E’ sul diverso versante della particolare “immunità” riconosciuta a tutti i Consiglieri, togati e laici, del CSM che emergono però i problemi più nuovi e per certi versi più spinosi.
La garanzia voluta dal legislatore ha una latitudine assai ampia, essendo destinata a coprire non solo la responsabilità disciplinare ma anche quella civile e penale scaturenti dalle manifestazioni di pensiero dei componenti del Consiglio, che il legislatore ha voluto libere da timori e da qualsiasi forma di autocensura.
Il limite dell’immunità risiede invece nel nesso, stretto e rigoroso, con le funzioni esercitate dal consigliere e con lo svolgimento delle relative attività tipiche e nel fatto che l’immunità opera solo nei casi di effettiva “pertinenza” delle opinioni espresse all’oggetto delle discussioni previste dalle dinamiche consiliari.
L’immunità non potrà perciò essere invocata dal consigliere per atti e comportamenti che realizzino una “distorsione” delle funzioni rispetto alle finalità per cui sono attribuite (di volta in volta di valutazione professionale, di nomina ad incarichi direttivi, di comparazione tra diversi magistrati e così via ).
Correttamente nel suo documento la Procura generale non va al di là di questa formulazione generale, né si avventura sul terreno di una casistica o di una esemplificazione delle possibili “distorsioni” tali da comportare la caducazione dell’immunità.
Saranno perciò i giudici disciplinari, nel vivo dei giudizi e nella disamina delle diverse fattispecie concrete, a dover chiarire quali siano le circostanze (tempi, luoghi, qualità degli interlocutori, natura e contenuti delle interlocuzioni, conformità o difformità rispetto al fisiologico svolgimento delle funzioni consiliari) che possano far ritenere varcata la soglia della garanzia accordata dall’ordinamento e compromessa la libera collegialità voluta dal legislatore per il corretto funzionamento del Consiglio Superiore.
Naturalmente anche in questo caso, come avviene puntualmente nelle più travagliate vicende giudiziarie del Paese, non mancheranno - accanto a critiche argomentate e puntuali- deformazioni caricaturali dei meccanismi e delle regole del giudiziario ed interpretazioni arbitrarie e faziose delle decisioni che verranno assunte, qualunque esse siano.

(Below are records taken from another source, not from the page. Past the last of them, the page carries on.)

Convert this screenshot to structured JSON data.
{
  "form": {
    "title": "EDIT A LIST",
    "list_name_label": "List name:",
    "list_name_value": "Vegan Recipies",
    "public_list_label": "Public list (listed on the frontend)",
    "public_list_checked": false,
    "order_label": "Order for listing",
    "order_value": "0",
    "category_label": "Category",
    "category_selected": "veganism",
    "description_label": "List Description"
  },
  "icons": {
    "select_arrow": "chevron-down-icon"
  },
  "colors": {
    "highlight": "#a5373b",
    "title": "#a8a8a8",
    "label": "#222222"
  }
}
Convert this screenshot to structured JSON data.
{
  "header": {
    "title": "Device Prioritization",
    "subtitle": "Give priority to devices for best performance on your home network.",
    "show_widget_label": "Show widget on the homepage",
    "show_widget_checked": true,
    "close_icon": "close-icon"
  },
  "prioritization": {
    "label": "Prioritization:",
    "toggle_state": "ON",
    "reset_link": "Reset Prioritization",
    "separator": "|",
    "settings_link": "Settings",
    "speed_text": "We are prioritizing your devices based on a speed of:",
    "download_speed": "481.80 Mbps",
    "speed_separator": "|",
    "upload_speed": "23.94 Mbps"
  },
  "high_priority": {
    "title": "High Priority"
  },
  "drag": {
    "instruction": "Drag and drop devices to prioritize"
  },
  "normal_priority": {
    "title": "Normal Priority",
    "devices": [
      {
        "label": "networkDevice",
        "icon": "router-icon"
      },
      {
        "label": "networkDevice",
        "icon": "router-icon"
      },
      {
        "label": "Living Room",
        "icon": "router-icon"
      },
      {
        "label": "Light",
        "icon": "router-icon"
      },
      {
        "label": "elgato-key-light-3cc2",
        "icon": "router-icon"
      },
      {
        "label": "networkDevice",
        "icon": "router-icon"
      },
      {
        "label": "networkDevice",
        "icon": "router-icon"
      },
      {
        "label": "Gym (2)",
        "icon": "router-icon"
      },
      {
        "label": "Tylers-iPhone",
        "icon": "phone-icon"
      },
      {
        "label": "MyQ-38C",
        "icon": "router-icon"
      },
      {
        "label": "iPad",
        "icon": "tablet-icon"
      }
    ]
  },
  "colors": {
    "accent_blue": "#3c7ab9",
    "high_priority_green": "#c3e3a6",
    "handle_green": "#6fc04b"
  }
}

Ma i processi ed i giudici esistono per questo. Per funzionare come parafulmini sociali che - nel decidere i conflitti ed i casi più duri , aspri e divisivi - attirano su di sé una parte dell’elettricità che pervade le società e la scaricano sul terreno della razionalità grazie ai loro metodi di azione: la tensione verso l’imparzialità all’atto del decidere, la serietà degli accertamenti compiuti, la capacità di ascolto delle diverse ragioni, il rigore nello spiegare i motivi delle loro determinazioni.
Ci sono perciò buoni motivi per sperare che i giudizi in corso – disciplinari e penali – segnino una svolta positiva nel confronto in corso sullo stato della magistratura e della giustizia in Italia e concorrano a ricollocarlo sui binari della razionalità e del rispetto del diritto.